Maurice John Parsonage (Avatar)

1915-2008

Vol XII

Web

Maurice John Parsonage

1915-2008

Vol XII

Web

b.19 April 1915 d.5 December 2008

BSc Manch(1936) MB ChB(1939) MRCS LRCP(1940) DCH(1940) MRCP(1945) FRCP(1959)

Maurice Parsonage was a consultant neurologist in Leeds and an epilepsy specialist. He was born in Nantwich, Cheshire, during the First World War, the son of John Hodson Parsonage, a dental surgeon, and Florence Sophie Parsonage née Martin, the daughter of an engineer. He was educated at Willaston School, Nantwich, and then studied medicine in Manchester.
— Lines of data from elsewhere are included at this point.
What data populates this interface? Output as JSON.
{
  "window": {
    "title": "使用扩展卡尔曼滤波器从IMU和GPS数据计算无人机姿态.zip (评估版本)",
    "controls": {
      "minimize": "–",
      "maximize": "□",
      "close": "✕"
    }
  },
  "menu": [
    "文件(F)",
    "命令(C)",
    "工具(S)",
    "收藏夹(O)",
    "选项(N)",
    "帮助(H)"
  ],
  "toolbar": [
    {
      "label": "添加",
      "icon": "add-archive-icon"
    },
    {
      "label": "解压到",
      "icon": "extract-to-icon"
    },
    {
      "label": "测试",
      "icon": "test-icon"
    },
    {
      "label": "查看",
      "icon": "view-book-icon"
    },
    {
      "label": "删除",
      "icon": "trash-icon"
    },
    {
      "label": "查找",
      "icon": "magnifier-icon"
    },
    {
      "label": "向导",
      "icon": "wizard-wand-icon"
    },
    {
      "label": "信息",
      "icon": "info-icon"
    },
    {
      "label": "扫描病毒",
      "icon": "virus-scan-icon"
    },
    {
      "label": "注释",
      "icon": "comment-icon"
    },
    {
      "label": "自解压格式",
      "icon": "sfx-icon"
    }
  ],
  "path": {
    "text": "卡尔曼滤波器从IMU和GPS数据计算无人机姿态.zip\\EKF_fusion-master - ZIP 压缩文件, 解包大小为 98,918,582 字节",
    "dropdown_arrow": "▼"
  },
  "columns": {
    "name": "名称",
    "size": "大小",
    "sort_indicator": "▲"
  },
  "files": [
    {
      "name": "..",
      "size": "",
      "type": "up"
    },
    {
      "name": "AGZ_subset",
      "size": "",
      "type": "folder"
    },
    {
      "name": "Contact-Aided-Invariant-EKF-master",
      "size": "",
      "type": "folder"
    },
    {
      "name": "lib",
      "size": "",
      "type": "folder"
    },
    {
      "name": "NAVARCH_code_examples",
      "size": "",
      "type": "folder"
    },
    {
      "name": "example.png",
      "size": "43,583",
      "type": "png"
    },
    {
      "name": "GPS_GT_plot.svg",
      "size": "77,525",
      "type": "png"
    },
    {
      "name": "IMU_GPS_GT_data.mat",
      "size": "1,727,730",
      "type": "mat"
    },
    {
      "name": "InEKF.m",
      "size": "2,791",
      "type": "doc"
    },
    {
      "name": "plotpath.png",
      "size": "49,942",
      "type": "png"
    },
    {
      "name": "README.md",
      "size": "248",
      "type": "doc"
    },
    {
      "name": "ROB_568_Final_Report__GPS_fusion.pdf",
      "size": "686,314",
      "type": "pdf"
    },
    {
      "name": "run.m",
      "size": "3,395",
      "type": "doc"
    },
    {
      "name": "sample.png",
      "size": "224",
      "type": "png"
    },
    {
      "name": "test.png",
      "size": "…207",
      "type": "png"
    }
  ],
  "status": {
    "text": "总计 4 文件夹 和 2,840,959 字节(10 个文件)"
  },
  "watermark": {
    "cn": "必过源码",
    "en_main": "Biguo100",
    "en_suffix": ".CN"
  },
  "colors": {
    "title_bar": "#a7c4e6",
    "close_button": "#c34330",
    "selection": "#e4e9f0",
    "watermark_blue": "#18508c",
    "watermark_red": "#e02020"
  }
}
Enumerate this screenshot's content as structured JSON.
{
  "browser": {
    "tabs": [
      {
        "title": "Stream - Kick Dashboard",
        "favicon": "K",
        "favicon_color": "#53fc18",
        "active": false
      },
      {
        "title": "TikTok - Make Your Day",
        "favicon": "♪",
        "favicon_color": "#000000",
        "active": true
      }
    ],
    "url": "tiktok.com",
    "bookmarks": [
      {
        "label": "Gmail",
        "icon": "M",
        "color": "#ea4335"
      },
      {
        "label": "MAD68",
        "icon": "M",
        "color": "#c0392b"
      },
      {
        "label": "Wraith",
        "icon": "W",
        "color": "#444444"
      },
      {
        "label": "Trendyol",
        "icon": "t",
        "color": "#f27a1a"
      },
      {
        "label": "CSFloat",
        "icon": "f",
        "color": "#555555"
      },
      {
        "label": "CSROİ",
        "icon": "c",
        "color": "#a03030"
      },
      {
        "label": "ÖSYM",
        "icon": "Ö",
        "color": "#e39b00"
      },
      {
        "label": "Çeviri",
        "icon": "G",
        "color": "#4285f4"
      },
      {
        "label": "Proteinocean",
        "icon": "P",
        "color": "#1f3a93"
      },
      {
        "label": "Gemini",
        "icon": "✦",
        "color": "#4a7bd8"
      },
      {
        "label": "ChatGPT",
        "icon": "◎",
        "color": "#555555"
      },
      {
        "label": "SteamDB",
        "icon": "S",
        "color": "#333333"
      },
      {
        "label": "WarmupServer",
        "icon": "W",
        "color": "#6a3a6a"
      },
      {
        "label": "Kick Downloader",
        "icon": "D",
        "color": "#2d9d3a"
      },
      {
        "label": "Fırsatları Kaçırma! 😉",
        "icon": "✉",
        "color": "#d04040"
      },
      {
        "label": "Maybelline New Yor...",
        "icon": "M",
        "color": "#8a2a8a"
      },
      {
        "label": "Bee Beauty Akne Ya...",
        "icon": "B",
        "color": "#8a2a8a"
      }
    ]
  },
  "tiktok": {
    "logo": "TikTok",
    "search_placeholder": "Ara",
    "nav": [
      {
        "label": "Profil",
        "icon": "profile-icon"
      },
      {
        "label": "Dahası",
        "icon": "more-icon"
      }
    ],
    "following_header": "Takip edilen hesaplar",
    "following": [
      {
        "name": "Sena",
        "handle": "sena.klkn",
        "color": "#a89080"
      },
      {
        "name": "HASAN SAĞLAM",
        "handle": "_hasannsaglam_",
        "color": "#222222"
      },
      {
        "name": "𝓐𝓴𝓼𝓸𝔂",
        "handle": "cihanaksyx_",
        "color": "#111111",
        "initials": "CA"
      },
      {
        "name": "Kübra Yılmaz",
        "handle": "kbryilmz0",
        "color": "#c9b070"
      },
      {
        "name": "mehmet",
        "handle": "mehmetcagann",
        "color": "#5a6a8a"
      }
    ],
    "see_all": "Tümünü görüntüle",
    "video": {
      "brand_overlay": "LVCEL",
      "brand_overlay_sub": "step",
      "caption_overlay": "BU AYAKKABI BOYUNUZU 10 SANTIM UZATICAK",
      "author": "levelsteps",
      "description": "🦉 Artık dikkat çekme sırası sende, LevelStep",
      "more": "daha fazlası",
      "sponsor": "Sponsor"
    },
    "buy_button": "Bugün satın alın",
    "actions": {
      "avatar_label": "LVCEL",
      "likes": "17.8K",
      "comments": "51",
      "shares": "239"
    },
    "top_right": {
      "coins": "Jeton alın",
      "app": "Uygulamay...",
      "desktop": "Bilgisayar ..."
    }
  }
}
He gained a BSc degree in 1936 and then qualified MB ChB in 1939, just before the start of the Second World War.

He was a house physician at Manchester Royal Infirmary from September 1939 to March 1940, and then became an assistant medical officer at Booth Hall Hospital for Children, also in Manchester.

From September 1940 to July 1946 he served in the Royal Army Medical Corps, in the UK, India and Southeast Asia. Whilst in the UK, he was posted to the Military Hospital for Head Injuries in Oxford. He became a recognised specialist in neurology and general medicine, and was demobilised with the rank of lieutenant colonel.

After the war he trained further in neurology. From 1947 to 1951 he was a senior registrar in the department for nervous diseases at Guy’s Hospital. While at Guy’s, Parsonage (with J W Aldren Turner [Munk’s Roll, Vol.VII, p.582]) wrote an article in The Lancet on neuralgic amyotrophy, now known as Parsonage-Turner syndrome (‘Neuralgic amyotrophy; the shoulder-girdle syndrome’ Lancet. 1948 Jun 26;1[6513]:973-8).

From 1948 to 1950 he was a senior registrar in the department of applied electrophysiology at the National Hospital, Queen Square. In 1951 he spent eight months as an assistant resident at the neurological institute, Columbia Medical Center, New York.

In 1951 he was appointed as a consultant neurologist in Leeds, and as physician in charge of the neuropsychiatric unit at Bootham Park Hospital in York, where he went on to establish a centre for epilepsy for the north of England. His research and clinical interests in epilepsy ranged from classification, to neurophysiology and pharmacology, as well as the social and psychological dimensions.

For many years he was a member of and then chairman of the medical advisory committee of the British Epilepsy Association (BEA). He was a trustee of the charity from 1974 to 1977, and was vice president from 1986 to 2001. He was made an honorary life member. He was also a founder trustee of the British Epilepsy Research Foundation.

He was also active in the International Bureau for Epilepsy (IBE) and the International League Against Epilepsy (ILAE). He was chairman of the ILAE’s commission on anti-epileptic drugs and chairman of the joint ILAE/IBE commission on driving licences. He served on the board of directors of IBE from 1977 to 1981 and was president of the British branch of the ILAE, and of the ILAE/IBE congress on epilepsy, which took place in London in 1982.

Outside medicine, he enjoyed reading (particularly biographies), tennis and cricket, and cine photography.

In 1943 he married Marion Helen Clifton, the daughter of a leather merchant. She predeceased him in 2002. They had two sons and a daughter.